天夏てんかの名前の意味なんて、すぐ分かるだろ」


 今回も怒られたことなんて気にしてない様子で、春馬は話を続ける。ろくでもないことを考えている時の、ニヤニヤした顔をしている。


「どういうこと、すぐわかるって」

「天夏は柔道やってて、筋肉ムキムキだろ。人を投げ飛ばすくらい力つえーし。あと巨人みてーにでかいし」

「‥‥‥だからなに」

「お前はほぼゴリラだよ!きっと名前もゴリラみたいに強くなれるようにって意味に決まってる」


 春馬は「ゴリラ、ゴリラ」と繰り返し口にして、わたしを揶揄ってくる。相手にしたって、きっと意味ない。


「やめなよ春馬くん!」


 突然、隣で咲良ちゃんが立ちあがった。


「天夏ちゃんに酷いこと言わないで!人に言われて嫌なことは言わない方がいいよ」

「うわ、おとこ女二号が喋った!俺までおとこ女コンビに入れられる!」


 そう言って、春馬は何処かへ走っていった。咲良ちゃんから怒られても、反省の色は無かった。

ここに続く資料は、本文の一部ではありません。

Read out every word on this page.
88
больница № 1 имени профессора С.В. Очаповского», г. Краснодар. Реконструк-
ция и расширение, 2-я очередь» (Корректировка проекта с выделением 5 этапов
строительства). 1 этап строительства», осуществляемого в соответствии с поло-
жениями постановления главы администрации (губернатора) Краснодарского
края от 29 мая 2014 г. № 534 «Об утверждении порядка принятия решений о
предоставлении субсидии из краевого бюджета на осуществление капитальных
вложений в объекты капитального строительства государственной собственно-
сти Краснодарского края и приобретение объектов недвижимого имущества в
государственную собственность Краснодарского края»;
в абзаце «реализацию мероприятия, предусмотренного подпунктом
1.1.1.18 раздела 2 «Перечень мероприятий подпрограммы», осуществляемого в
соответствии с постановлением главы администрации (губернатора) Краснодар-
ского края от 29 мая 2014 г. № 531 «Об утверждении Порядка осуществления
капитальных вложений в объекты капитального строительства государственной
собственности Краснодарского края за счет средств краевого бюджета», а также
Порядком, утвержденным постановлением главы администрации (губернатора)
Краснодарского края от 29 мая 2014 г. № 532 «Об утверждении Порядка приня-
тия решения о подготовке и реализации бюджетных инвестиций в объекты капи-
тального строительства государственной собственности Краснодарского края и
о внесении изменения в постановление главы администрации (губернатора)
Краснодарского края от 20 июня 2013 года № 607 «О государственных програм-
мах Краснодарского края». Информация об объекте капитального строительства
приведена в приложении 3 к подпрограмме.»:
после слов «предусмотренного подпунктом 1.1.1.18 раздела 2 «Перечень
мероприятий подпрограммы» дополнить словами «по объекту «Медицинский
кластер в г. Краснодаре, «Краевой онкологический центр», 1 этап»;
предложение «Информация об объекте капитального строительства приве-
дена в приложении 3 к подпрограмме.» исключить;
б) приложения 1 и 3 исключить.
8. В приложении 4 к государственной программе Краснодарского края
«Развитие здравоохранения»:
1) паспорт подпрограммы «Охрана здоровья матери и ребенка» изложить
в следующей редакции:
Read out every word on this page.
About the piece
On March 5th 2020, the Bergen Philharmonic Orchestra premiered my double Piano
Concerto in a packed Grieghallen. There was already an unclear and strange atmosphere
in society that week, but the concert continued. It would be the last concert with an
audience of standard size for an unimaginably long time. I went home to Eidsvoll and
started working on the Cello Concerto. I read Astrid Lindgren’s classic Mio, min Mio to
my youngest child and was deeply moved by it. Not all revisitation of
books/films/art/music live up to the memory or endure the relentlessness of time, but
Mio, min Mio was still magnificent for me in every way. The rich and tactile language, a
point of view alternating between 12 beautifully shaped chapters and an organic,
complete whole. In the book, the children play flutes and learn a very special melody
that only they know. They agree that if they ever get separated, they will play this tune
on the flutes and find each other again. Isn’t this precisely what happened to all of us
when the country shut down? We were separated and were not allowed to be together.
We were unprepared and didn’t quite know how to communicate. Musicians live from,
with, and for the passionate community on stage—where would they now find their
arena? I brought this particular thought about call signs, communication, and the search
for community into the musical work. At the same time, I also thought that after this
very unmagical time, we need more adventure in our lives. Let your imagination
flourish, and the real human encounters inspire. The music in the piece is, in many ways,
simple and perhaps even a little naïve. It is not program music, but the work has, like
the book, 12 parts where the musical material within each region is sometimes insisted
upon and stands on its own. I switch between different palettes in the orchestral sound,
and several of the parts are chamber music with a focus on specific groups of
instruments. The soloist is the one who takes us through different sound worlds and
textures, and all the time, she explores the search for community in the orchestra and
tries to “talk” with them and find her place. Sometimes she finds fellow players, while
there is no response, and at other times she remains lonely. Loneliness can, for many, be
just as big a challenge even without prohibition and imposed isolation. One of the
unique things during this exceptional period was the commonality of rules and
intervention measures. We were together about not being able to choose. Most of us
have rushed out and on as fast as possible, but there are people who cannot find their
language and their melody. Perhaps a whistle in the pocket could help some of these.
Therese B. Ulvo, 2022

 立っていた咲良ちゃんは、席に座るとわたしに体を向けた。


「天夏ちゃん、大丈夫?春馬くんに言われたことなんて気にしない方がいいよ」

「大丈夫、慣れてるから」


 口ではそうは言ったけど、ちょっとだけ傷ついていた。

 わたしは自分が女の子らしくないことが嫌だ。さっきの春馬に、その嫌だと思っている部分を揶揄われて、ちょっぴり悔しかった。


「春馬くんってば、いっつもあんな事言って、楽しいのかな。次に何かあったら、わたしがガツンと言ってやらなくちゃ」


 咲良ちゃんは頬を膨らませて、怒った顔をして見せた。